Maritime Activity Reports, Inc.

October 31, 2000

U.S. military vessels have not been using the Suez Canal since the alleged suicide attack on the USS Cole on Oct. 12, but U.S. and Egyptian officials are working very closely on security arrangements for the vital waterway, a military spokesman said.

A spokesman for the U.S. Central Command emphasized the importance of the Suez Canal, which connects the Mediterranean Sea and the Red Sea, to U.S. military and commercial traffic and said Egypt took the waterway's security very seriously. However, he said the USS Cole, a U.S. guided missile destroyer that had a hole blown in its side while refueling in the Yemeni port of Aden, was the last U.S. military ship to traverse the waterway as it headed for Yemen in early October. Seventeen sailors were killed and 39 injured on Oct. 12 in what officials believe was a suicide attack by bombers in a small boat packed with explosives.

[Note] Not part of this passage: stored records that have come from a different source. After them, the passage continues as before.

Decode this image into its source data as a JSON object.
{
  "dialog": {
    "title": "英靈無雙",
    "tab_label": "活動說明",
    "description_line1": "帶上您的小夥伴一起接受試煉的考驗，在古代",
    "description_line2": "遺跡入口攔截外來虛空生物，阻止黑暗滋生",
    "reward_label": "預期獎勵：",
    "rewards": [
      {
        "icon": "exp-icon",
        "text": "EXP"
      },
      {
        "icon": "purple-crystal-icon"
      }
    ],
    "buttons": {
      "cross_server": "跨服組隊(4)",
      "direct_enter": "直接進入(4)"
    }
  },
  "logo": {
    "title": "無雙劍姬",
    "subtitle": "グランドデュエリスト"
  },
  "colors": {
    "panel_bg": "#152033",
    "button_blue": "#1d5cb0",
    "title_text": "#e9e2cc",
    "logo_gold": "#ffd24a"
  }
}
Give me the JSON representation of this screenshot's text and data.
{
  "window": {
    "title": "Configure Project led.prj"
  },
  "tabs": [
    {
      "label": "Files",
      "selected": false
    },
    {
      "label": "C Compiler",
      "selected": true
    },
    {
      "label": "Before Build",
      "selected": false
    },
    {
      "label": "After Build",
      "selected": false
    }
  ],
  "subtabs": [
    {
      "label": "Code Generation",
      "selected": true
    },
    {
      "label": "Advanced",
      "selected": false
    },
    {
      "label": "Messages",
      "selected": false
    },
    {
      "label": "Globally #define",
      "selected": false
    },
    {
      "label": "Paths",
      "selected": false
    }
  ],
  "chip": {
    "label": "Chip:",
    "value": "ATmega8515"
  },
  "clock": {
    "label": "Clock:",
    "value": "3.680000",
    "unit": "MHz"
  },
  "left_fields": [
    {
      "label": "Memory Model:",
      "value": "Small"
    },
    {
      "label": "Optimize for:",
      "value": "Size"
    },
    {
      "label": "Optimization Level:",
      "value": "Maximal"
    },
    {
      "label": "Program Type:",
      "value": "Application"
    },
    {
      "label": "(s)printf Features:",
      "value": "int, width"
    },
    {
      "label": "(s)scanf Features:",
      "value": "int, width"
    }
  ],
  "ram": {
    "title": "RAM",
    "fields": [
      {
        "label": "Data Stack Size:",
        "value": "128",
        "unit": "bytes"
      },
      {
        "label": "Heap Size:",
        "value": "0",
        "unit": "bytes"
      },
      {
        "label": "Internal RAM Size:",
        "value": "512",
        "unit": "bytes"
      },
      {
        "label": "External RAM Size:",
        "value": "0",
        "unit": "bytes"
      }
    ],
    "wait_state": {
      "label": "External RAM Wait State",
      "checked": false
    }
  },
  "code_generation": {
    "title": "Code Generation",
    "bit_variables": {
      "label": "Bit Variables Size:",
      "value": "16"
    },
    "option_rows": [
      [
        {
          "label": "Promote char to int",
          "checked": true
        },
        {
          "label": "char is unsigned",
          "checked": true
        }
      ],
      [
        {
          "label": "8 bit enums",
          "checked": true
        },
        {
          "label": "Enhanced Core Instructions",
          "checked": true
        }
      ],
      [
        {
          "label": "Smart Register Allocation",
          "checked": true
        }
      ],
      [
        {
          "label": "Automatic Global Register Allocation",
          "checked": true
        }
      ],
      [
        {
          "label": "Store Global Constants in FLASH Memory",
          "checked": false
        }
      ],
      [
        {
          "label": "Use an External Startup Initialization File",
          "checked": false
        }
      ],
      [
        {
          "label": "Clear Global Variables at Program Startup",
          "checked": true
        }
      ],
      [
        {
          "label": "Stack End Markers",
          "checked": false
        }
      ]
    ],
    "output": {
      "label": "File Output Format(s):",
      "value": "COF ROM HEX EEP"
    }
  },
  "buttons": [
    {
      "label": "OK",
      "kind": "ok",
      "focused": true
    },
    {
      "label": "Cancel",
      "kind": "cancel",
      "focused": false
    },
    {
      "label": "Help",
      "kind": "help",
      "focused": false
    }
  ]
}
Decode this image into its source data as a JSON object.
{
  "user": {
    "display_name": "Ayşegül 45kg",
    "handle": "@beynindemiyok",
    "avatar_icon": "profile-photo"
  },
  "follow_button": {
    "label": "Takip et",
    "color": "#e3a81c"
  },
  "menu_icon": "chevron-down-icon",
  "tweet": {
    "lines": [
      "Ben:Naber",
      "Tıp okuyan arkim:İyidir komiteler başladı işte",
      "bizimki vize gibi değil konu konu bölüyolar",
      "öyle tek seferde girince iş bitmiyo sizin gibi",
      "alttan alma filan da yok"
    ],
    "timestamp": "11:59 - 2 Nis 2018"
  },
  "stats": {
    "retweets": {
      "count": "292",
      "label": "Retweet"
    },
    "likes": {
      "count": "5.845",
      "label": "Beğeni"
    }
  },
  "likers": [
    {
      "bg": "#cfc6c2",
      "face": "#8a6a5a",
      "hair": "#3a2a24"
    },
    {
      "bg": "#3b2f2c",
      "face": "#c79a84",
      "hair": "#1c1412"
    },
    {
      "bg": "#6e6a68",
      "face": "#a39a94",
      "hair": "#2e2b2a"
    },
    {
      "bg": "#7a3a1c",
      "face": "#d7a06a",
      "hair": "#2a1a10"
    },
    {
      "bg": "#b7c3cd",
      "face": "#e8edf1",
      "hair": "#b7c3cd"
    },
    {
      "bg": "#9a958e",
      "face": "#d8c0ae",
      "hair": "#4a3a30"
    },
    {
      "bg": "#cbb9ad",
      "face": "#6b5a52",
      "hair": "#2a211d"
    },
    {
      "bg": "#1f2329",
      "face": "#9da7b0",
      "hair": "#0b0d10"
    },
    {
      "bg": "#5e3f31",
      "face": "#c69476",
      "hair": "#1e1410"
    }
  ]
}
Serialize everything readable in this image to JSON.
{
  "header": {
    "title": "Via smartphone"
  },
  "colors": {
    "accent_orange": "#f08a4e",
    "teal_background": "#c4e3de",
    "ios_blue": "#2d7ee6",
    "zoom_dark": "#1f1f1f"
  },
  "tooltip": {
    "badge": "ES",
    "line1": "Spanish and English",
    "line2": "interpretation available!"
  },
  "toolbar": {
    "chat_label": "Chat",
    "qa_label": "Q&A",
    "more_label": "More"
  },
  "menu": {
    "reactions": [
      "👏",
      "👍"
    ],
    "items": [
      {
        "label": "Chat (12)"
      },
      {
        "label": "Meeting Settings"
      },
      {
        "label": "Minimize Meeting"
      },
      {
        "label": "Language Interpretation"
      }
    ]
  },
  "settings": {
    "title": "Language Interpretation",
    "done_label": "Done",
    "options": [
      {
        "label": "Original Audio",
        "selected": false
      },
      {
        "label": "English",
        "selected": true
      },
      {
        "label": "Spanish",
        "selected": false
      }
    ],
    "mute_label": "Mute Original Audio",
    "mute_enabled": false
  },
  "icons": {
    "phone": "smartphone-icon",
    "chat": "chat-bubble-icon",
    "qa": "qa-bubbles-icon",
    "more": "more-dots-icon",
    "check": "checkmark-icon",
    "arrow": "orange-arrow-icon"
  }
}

He declined to give any details on what the policy meant for the USS Cole's return trip to the United States, saying the Defense Department never commented on operations. If the USS Cole, which was towed out of the port of Aden on Sunday, cannot transit the Suez Canal, it will have to head home via the Cape of Good Hope at the southern tip of Africa, which could add one week to the normal two-week journey.

U.S. military forces have been on heightened alert throughout the Middle East and other regions after the surprise attack on the Cole. U.S. ships have also been banned from pulling into any port in the Gulf.